Dan kemungkinan besar Anda akan menyadari bahwa Anda tidak perlu memeriksa ponsel Anda sesering sekarang.

Tentu saja, banyak orang perlu menggunakan ponsel atau komputer mereka untuk bekerja, oleh karena itu mereka tidak hanya bisa menyembunyikannya di suatu tempat.

Tetapi mereka masih dapat memodifikasi perangkat lunak di perangkat mereka.

Jika Anda mengalami masalah dengan penggunaan media sosial yang konstan, cukup hapus semua aplikasi atau pindahkan ke folder di suatu tempat, jadi lebih sulit diakses.

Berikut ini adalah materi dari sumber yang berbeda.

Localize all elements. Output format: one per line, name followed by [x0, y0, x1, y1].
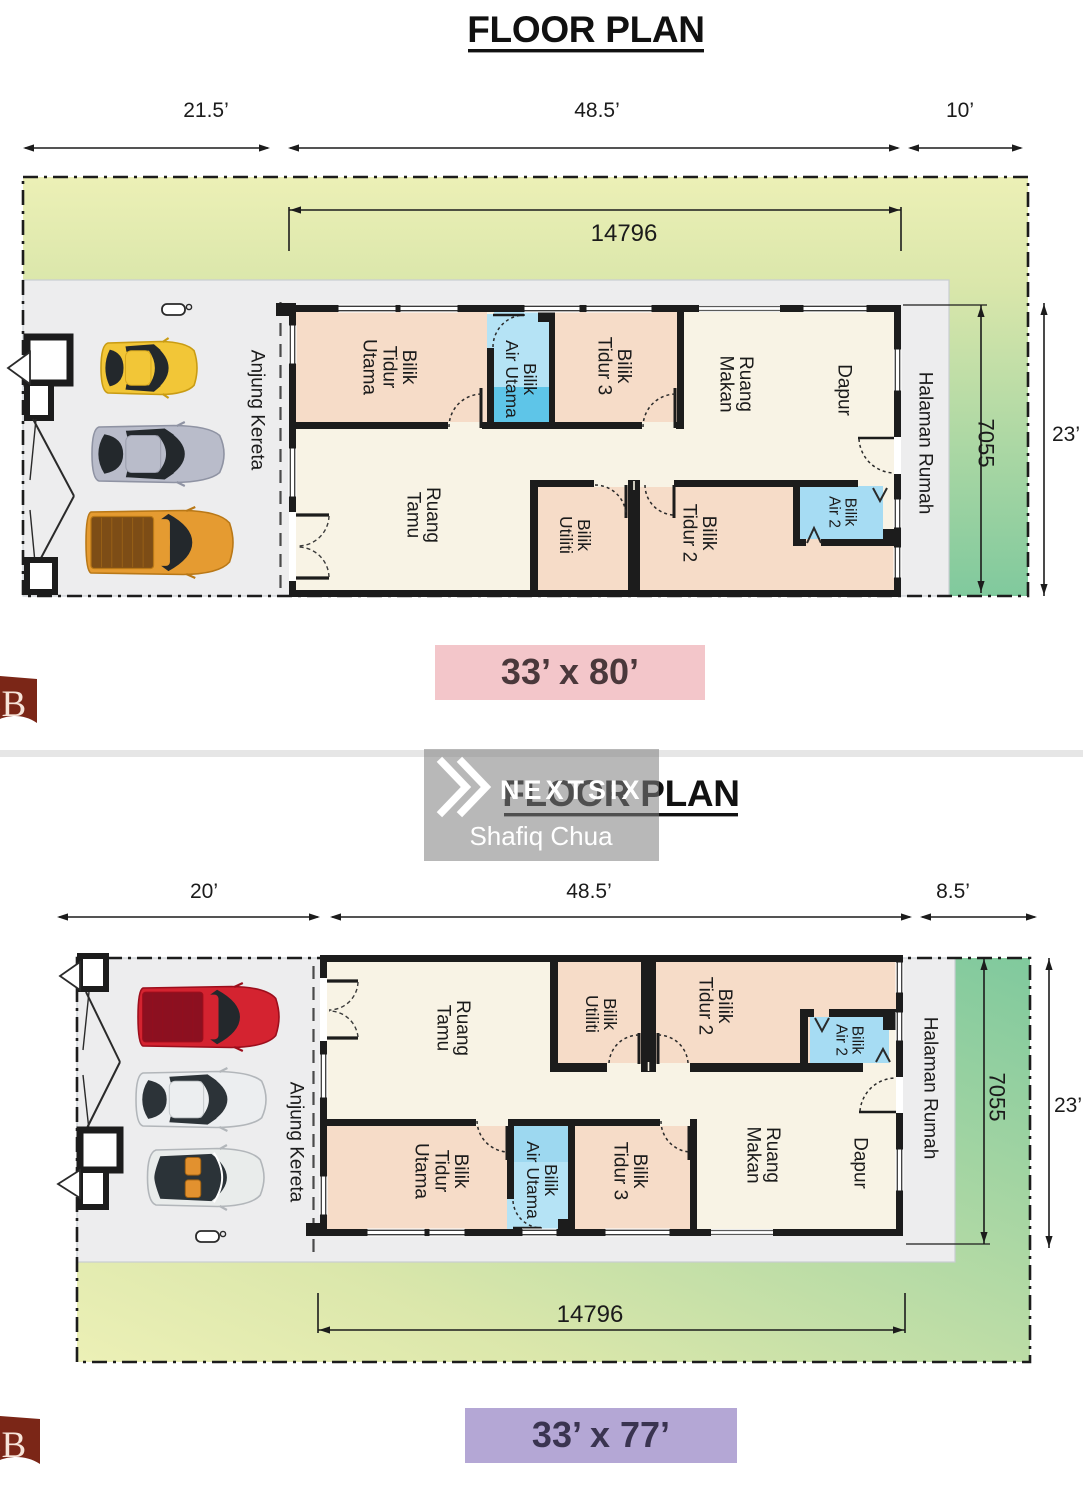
svg-text:Shafiq Chua: Shafiq Chua — [469, 821, 613, 851]
svg-text:20’: 20’ — [190, 880, 218, 903]
svg-text:48.5’: 48.5’ — [566, 880, 612, 903]
svg-text:3B: 3B — [0, 684, 26, 725]
svg-text:23’: 23’ — [1054, 1094, 1082, 1117]
svg-text:14796: 14796 — [591, 220, 658, 247]
svg-text:BilikAir 2: BilikAir 2 — [833, 1024, 866, 1056]
svg-text:48.5’: 48.5’ — [574, 99, 620, 122]
svg-text:7055: 7055 — [984, 1073, 1009, 1122]
svg-text:Dapur: Dapur — [849, 1137, 870, 1189]
svg-text:33’ x 77’: 33’ x 77’ — [532, 1414, 670, 1455]
svg-text:BilikAir 2: BilikAir 2 — [826, 496, 859, 528]
svg-text:21.5’: 21.5’ — [183, 99, 229, 122]
svg-text:RuangTamu: RuangTamu — [433, 1000, 474, 1056]
svg-text:NEXTSIX: NEXTSIX — [500, 775, 644, 805]
svg-text:RuangTamu: RuangTamu — [403, 487, 444, 543]
svg-text:BilikUtiliti: BilikUtiliti — [582, 995, 620, 1033]
svg-text:10’: 10’ — [946, 99, 974, 122]
svg-text:7055: 7055 — [973, 419, 998, 468]
svg-text:Anjung Kereta: Anjung Kereta — [285, 1082, 306, 1203]
svg-text:33’ x 80’: 33’ x 80’ — [501, 651, 639, 692]
svg-text:FLOOR PLAN: FLOOR PLAN — [467, 9, 704, 50]
svg-text:Halaman Rumah: Halaman Rumah — [914, 372, 935, 515]
svg-text:14796: 14796 — [557, 1301, 624, 1328]
svg-text:23’: 23’ — [1052, 423, 1080, 446]
svg-text:8.5’: 8.5’ — [936, 880, 970, 903]
svg-text:BilikUtiliti: BilikUtiliti — [556, 516, 594, 554]
svg-text:Anjung Kereta: Anjung Kereta — [246, 350, 267, 471]
svg-text:3B: 3B — [0, 1425, 26, 1466]
svg-text:Dapur: Dapur — [833, 364, 854, 416]
svg-text:RuangMakan: RuangMakan — [743, 1126, 784, 1183]
svg-text:Halaman Rumah: Halaman Rumah — [919, 1017, 940, 1160]
svg-text:RuangMakan: RuangMakan — [716, 355, 757, 412]
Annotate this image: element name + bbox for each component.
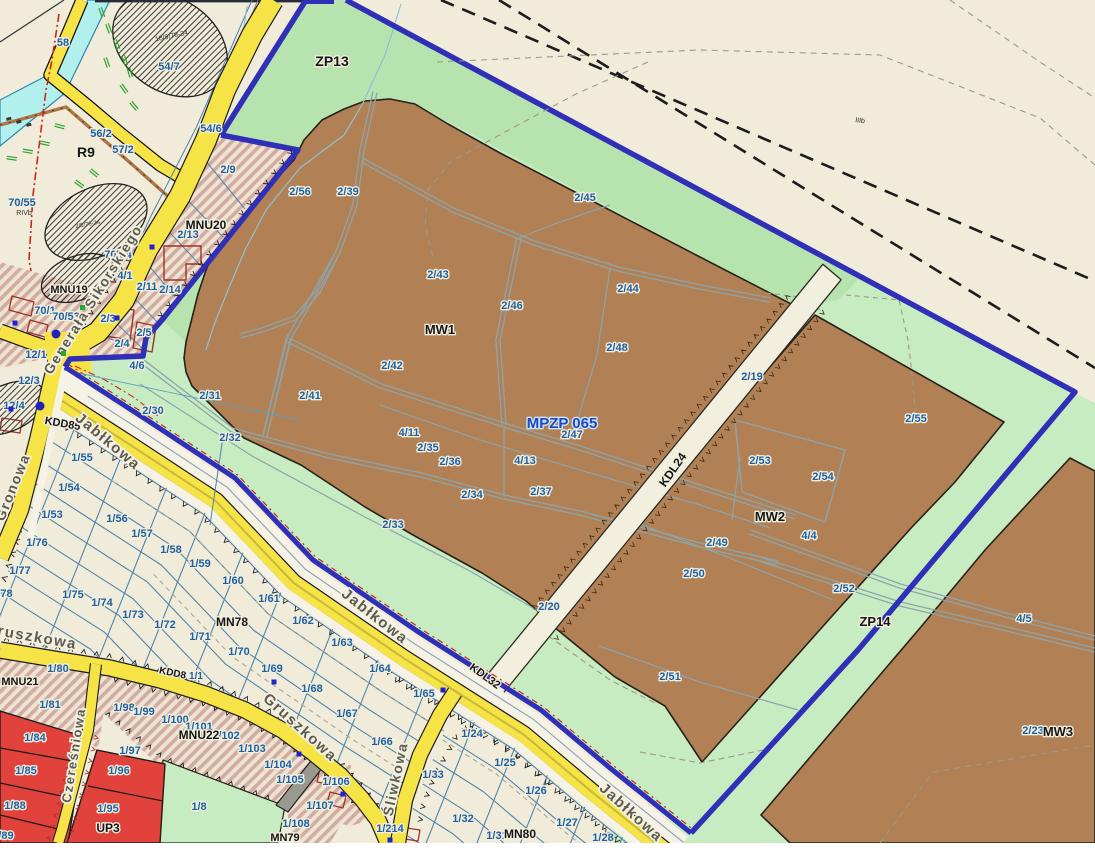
svg-text:4/13: 4/13 xyxy=(514,455,535,467)
svg-text:2/30: 2/30 xyxy=(142,405,163,417)
svg-text:1/105: 1/105 xyxy=(276,774,304,786)
svg-text:2/39: 2/39 xyxy=(337,186,358,198)
svg-text:1/106: 1/106 xyxy=(322,776,350,788)
svg-text:1/104: 1/104 xyxy=(264,759,292,771)
svg-text:2/44: 2/44 xyxy=(617,283,639,295)
svg-text:1/88: 1/88 xyxy=(4,800,25,812)
svg-text:1/69: 1/69 xyxy=(261,663,282,675)
svg-text:1/214: 1/214 xyxy=(376,823,404,835)
svg-text:2/33: 2/33 xyxy=(382,519,403,531)
svg-text:12/4: 12/4 xyxy=(3,400,25,412)
svg-text:58: 58 xyxy=(57,37,69,49)
svg-text:2/3: 2/3 xyxy=(100,313,115,325)
svg-text:70/55: 70/55 xyxy=(8,197,36,209)
svg-text:1/25: 1/25 xyxy=(494,757,515,769)
svg-text:1/97: 1/97 xyxy=(119,745,140,757)
svg-text:1/67: 1/67 xyxy=(336,708,357,720)
svg-text:12/3: 12/3 xyxy=(18,375,39,387)
svg-text:2/48: 2/48 xyxy=(606,342,627,354)
svg-text:12/1: 12/1 xyxy=(25,349,46,361)
svg-text:4/1: 4/1 xyxy=(117,270,132,282)
svg-text:UP3: UP3 xyxy=(96,821,120,835)
svg-text:1/84: 1/84 xyxy=(24,732,46,744)
svg-text:1/56: 1/56 xyxy=(106,513,127,525)
svg-text:1/59: 1/59 xyxy=(189,558,210,570)
svg-text:1/95: 1/95 xyxy=(97,803,118,815)
svg-text:2/53: 2/53 xyxy=(749,455,770,467)
svg-text:IIIb: IIIb xyxy=(855,117,866,125)
svg-text:1/70: 1/70 xyxy=(228,646,249,658)
svg-text:2/56: 2/56 xyxy=(289,186,310,198)
svg-text:1/96: 1/96 xyxy=(108,765,129,777)
svg-text:2/55: 2/55 xyxy=(905,413,926,425)
svg-text:1/68: 1/68 xyxy=(301,683,322,695)
svg-text:4/11: 4/11 xyxy=(399,427,420,439)
svg-text:2/50: 2/50 xyxy=(683,568,704,580)
svg-text:4/6: 4/6 xyxy=(129,360,144,372)
svg-text:2/51: 2/51 xyxy=(659,671,680,683)
svg-text:1/73: 1/73 xyxy=(122,609,143,621)
svg-text:2/52: 2/52 xyxy=(833,583,854,595)
svg-text:2/11: 2/11 xyxy=(137,281,158,293)
svg-text:2/36: 2/36 xyxy=(439,456,460,468)
svg-text:1/64: 1/64 xyxy=(369,663,391,675)
svg-text:1/57: 1/57 xyxy=(131,528,152,540)
svg-text:2/5: 2/5 xyxy=(136,327,151,339)
svg-text:2/9: 2/9 xyxy=(220,164,235,176)
svg-text:1/99: 1/99 xyxy=(133,706,154,718)
svg-text:MNU21: MNU21 xyxy=(1,676,38,688)
svg-text:2/20: 2/20 xyxy=(538,601,559,613)
svg-text:1/98: 1/98 xyxy=(113,702,134,714)
svg-text:ZP14: ZP14 xyxy=(859,614,891,629)
svg-text:1/24: 1/24 xyxy=(461,728,483,740)
svg-text:1/65: 1/65 xyxy=(413,688,434,700)
svg-text:2/49: 2/49 xyxy=(706,537,727,549)
svg-text:1/77: 1/77 xyxy=(9,565,30,577)
svg-text:4/5: 4/5 xyxy=(1016,613,1031,625)
svg-text:MW2: MW2 xyxy=(755,509,785,524)
svg-text:1/8: 1/8 xyxy=(191,801,206,813)
svg-text:1/66: 1/66 xyxy=(371,736,392,748)
svg-text:1/108: 1/108 xyxy=(282,818,310,830)
svg-text:2/32: 2/32 xyxy=(219,432,240,444)
svg-text:1/72: 1/72 xyxy=(154,619,175,631)
svg-text:1/71: 1/71 xyxy=(189,631,210,643)
svg-text:2/23: 2/23 xyxy=(1022,725,1043,737)
svg-text:1/26: 1/26 xyxy=(525,785,546,797)
svg-text:1/80: 1/80 xyxy=(47,663,68,675)
svg-text:2/31: 2/31 xyxy=(199,390,220,402)
svg-text:57/2: 57/2 xyxy=(112,144,133,156)
svg-text:1/1: 1/1 xyxy=(189,671,203,682)
svg-text:1/85: 1/85 xyxy=(15,765,36,777)
svg-text:56/2: 56/2 xyxy=(90,128,111,140)
svg-text:1/61: 1/61 xyxy=(258,593,279,605)
svg-text:2/35: 2/35 xyxy=(417,442,438,454)
svg-text:MNU19: MNU19 xyxy=(50,284,87,296)
svg-text:1/58: 1/58 xyxy=(160,544,181,556)
svg-text:/78: /78 xyxy=(0,588,13,600)
svg-text:2/43: 2/43 xyxy=(427,269,448,281)
svg-text:1/107: 1/107 xyxy=(306,800,334,812)
svg-text:2/42: 2/42 xyxy=(381,360,402,372)
svg-text:1/54: 1/54 xyxy=(58,482,80,494)
svg-text:1/33: 1/33 xyxy=(422,769,443,781)
svg-text:MPZP 065: MPZP 065 xyxy=(527,415,598,432)
svg-text:1/60: 1/60 xyxy=(222,575,243,587)
svg-text:54/7: 54/7 xyxy=(158,61,179,73)
svg-text:MW1: MW1 xyxy=(425,322,455,337)
svg-text:MW3: MW3 xyxy=(1043,724,1073,739)
svg-text:54/6: 54/6 xyxy=(200,123,221,135)
svg-text:4/4: 4/4 xyxy=(801,530,817,542)
svg-text:2/41: 2/41 xyxy=(299,390,320,402)
svg-text:1/74: 1/74 xyxy=(91,597,113,609)
svg-text:MN78: MN78 xyxy=(216,615,248,629)
svg-text:/89: /89 xyxy=(0,830,14,842)
svg-text:MN79: MN79 xyxy=(270,832,299,843)
svg-text:2/19: 2/19 xyxy=(741,371,762,383)
svg-text:ZP13: ZP13 xyxy=(315,53,349,69)
svg-text:1/28: 1/28 xyxy=(592,832,613,843)
svg-text:1/81: 1/81 xyxy=(39,699,60,711)
svg-text:MN80: MN80 xyxy=(504,827,536,841)
svg-text:RIVb: RIVb xyxy=(16,210,32,217)
svg-text:1/63: 1/63 xyxy=(331,637,352,649)
svg-text:1/55: 1/55 xyxy=(71,452,92,464)
svg-text:1/75: 1/75 xyxy=(62,589,83,601)
svg-text:1/62: 1/62 xyxy=(292,615,313,627)
svg-text:2/54: 2/54 xyxy=(812,471,834,483)
svg-text:2/37: 2/37 xyxy=(530,486,551,498)
svg-text:2/46: 2/46 xyxy=(501,300,522,312)
svg-text:1/32: 1/32 xyxy=(452,813,473,825)
svg-text:2/14: 2/14 xyxy=(159,284,181,296)
svg-text:MNU20: MNU20 xyxy=(186,218,227,232)
svg-text:2/45: 2/45 xyxy=(574,192,595,204)
svg-text:1/27: 1/27 xyxy=(556,817,577,829)
svg-text:1/103: 1/103 xyxy=(238,743,266,755)
svg-text:2/4: 2/4 xyxy=(114,338,130,350)
svg-text:2/34: 2/34 xyxy=(461,489,483,501)
svg-text:R9: R9 xyxy=(77,144,95,160)
svg-text:MNU22: MNU22 xyxy=(179,728,220,742)
svg-text:1/76: 1/76 xyxy=(26,537,47,549)
svg-text:1/53: 1/53 xyxy=(41,509,62,521)
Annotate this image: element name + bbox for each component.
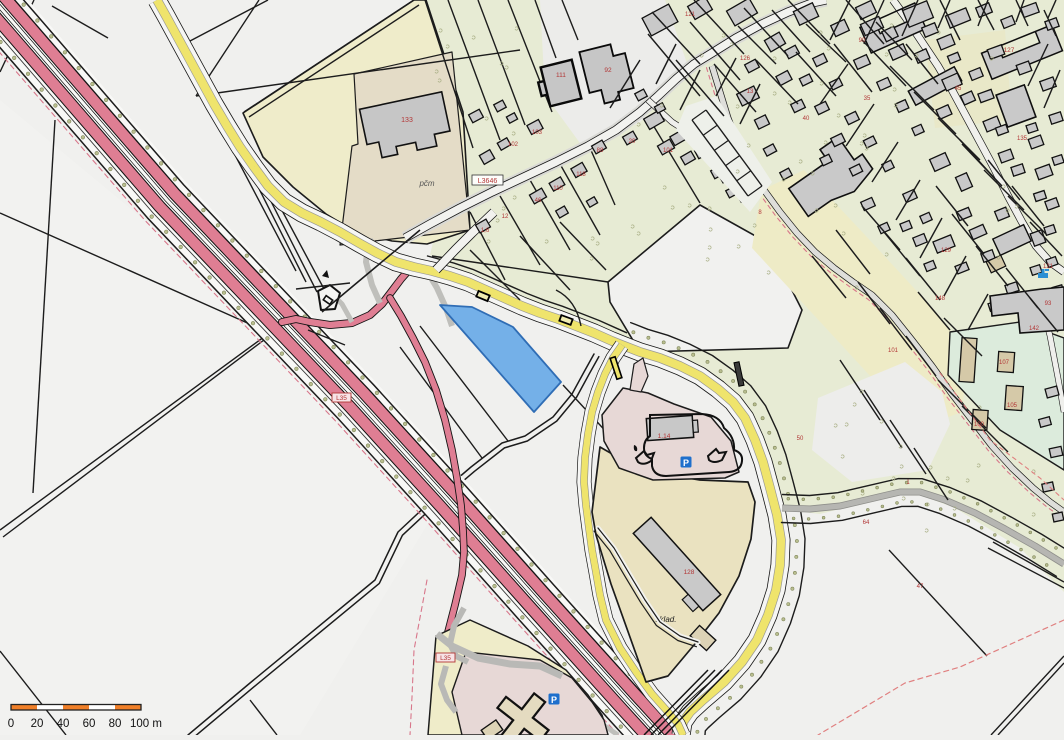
svg-text:128: 128 — [684, 569, 695, 576]
svg-text:148: 148 — [935, 296, 946, 302]
svg-text:92: 92 — [604, 67, 612, 74]
svg-text:103: 103 — [532, 130, 543, 136]
svg-text:101: 101 — [888, 348, 899, 354]
svg-text:1,6: 1,6 — [481, 228, 490, 234]
svg-text:102: 102 — [508, 142, 519, 148]
svg-text:80: 80 — [109, 718, 122, 730]
svg-text:47: 47 — [917, 584, 924, 590]
svg-text:13: 13 — [747, 89, 754, 95]
svg-text:142: 142 — [1029, 326, 1040, 332]
svg-text:88: 88 — [597, 148, 604, 154]
svg-text:40: 40 — [803, 116, 810, 122]
svg-text:20: 20 — [31, 718, 44, 730]
svg-text:35: 35 — [864, 96, 871, 102]
svg-text:111: 111 — [556, 72, 566, 79]
svg-text:50: 50 — [797, 436, 804, 442]
svg-text:121: 121 — [685, 12, 696, 18]
svg-text:101: 101 — [663, 148, 674, 154]
svg-text:118: 118 — [576, 172, 586, 178]
svg-text:pčm: pčm — [418, 179, 434, 188]
svg-text:L35: L35 — [336, 395, 347, 402]
svg-text:46: 46 — [535, 198, 542, 204]
svg-text:12: 12 — [502, 214, 509, 220]
svg-text:40: 40 — [57, 718, 70, 730]
svg-text:127: 127 — [1004, 47, 1015, 54]
svg-text:60: 60 — [83, 718, 96, 730]
svg-text:110: 110 — [553, 186, 563, 192]
svg-text:90: 90 — [859, 38, 866, 44]
svg-text:20: 20 — [629, 139, 636, 145]
svg-text:100 m: 100 m — [130, 718, 162, 730]
svg-text:93: 93 — [1045, 301, 1052, 307]
svg-text:126: 126 — [740, 56, 751, 62]
svg-text:P: P — [683, 458, 689, 468]
svg-text:45: 45 — [955, 86, 962, 92]
svg-text:64: 64 — [863, 520, 870, 526]
svg-text:L35: L35 — [440, 655, 451, 662]
svg-text:105: 105 — [1007, 403, 1018, 409]
svg-text:129: 129 — [941, 248, 952, 254]
svg-text:1.14: 1.14 — [658, 433, 671, 440]
svg-text:133: 133 — [401, 117, 413, 124]
svg-text:0: 0 — [8, 718, 14, 730]
svg-text:L3646: L3646 — [478, 178, 498, 185]
svg-text:135: 135 — [1017, 136, 1028, 142]
svg-text:P: P — [551, 695, 557, 705]
svg-text:107: 107 — [999, 360, 1010, 366]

Alih-alih membuat homescreen Anda bekerja terkait.

Sekali lagi, ini menciptakan penghalang antara penggunaan media sosial yang tidak disengaja, karena Anda tidak dapat mengaksesnya dengan satu klik sederhana lagi.

Dan pada saat yang sama, itu membuat hal-hal yang berhubungan dengan pekerjaan Anda lebih mudah digunakan.

Hal yang sama dapat diterapkan untuk penggunaan komputer Anda, dengan memisahkan pekerjaan dari bermain.

Anda melakukan ini dengan membuat dua pengguna yang berbeda, satu yang dioptimalkan untuk pekerjaan, dan lainnya salah satu yang dioptimalkan untuk bersenang-senang.

Dengan cara ini ketika saatnya untuk bekerja, Anda benar-benar bekerja dan Anda tidak terjebak menjelajah secara acak situs web atau bermain video game.

Demikian juga, ketika Anda ingin bersantai, Anda tidak memiliki apa pun untuk mengingatkan Anda tentang pekerjaan, dan Anda dapat melepas lelah sepenuhnya.

Oke, ini hanya beberapa contoh bagaimana Anda dapat menambah atau mengurangi energi aktivasi, tapi ada lebih banyak pilihan.

Anda perlu memikirkan situasi Anda sendiri dan melihat di mana Anda dapat membuat beberapa perubahan.

Aturan 20 detik mungkin tidak akan bekerja sepanjang waktu, tetapi itu akan membuat perilaku Anda lebih disengaja, bukan default.

Tentu, akan ada hari-hari ketika Anda benar-benar ingin menonton TV, jadi bangunlah dan ambil baterainya dari ruangan lain.

Sama seperti akan ada hari-hari ketika saya tidak akan kesulitan mendapatkan sepeda saya dari ruang bawah tanah.

Intinya adalah untuk menyadari perilaku default Anda dan mengendalikannya, bukan daripada dibiarkan pada belas kasihan apa pun yang paling nyaman saat ini.

Itulah mengapa saya mendorong Anda untuk memeriksa lingkungan Anda dan memikirkan di mana Anda bisa menambah atau mengurangi 20 detik energi aktivasi.

Ingat, memulai selalu merupakan bagian tersulit. Jadi buatlah tindakan yang Anda inginkan mudah untuk memulai, sementara membuat tindakan yang tidak diinginkan, menjadi sulit. 

Ini akan memungkinkan Anda untuk menjadi tuan atas perilaku Anda sendiri.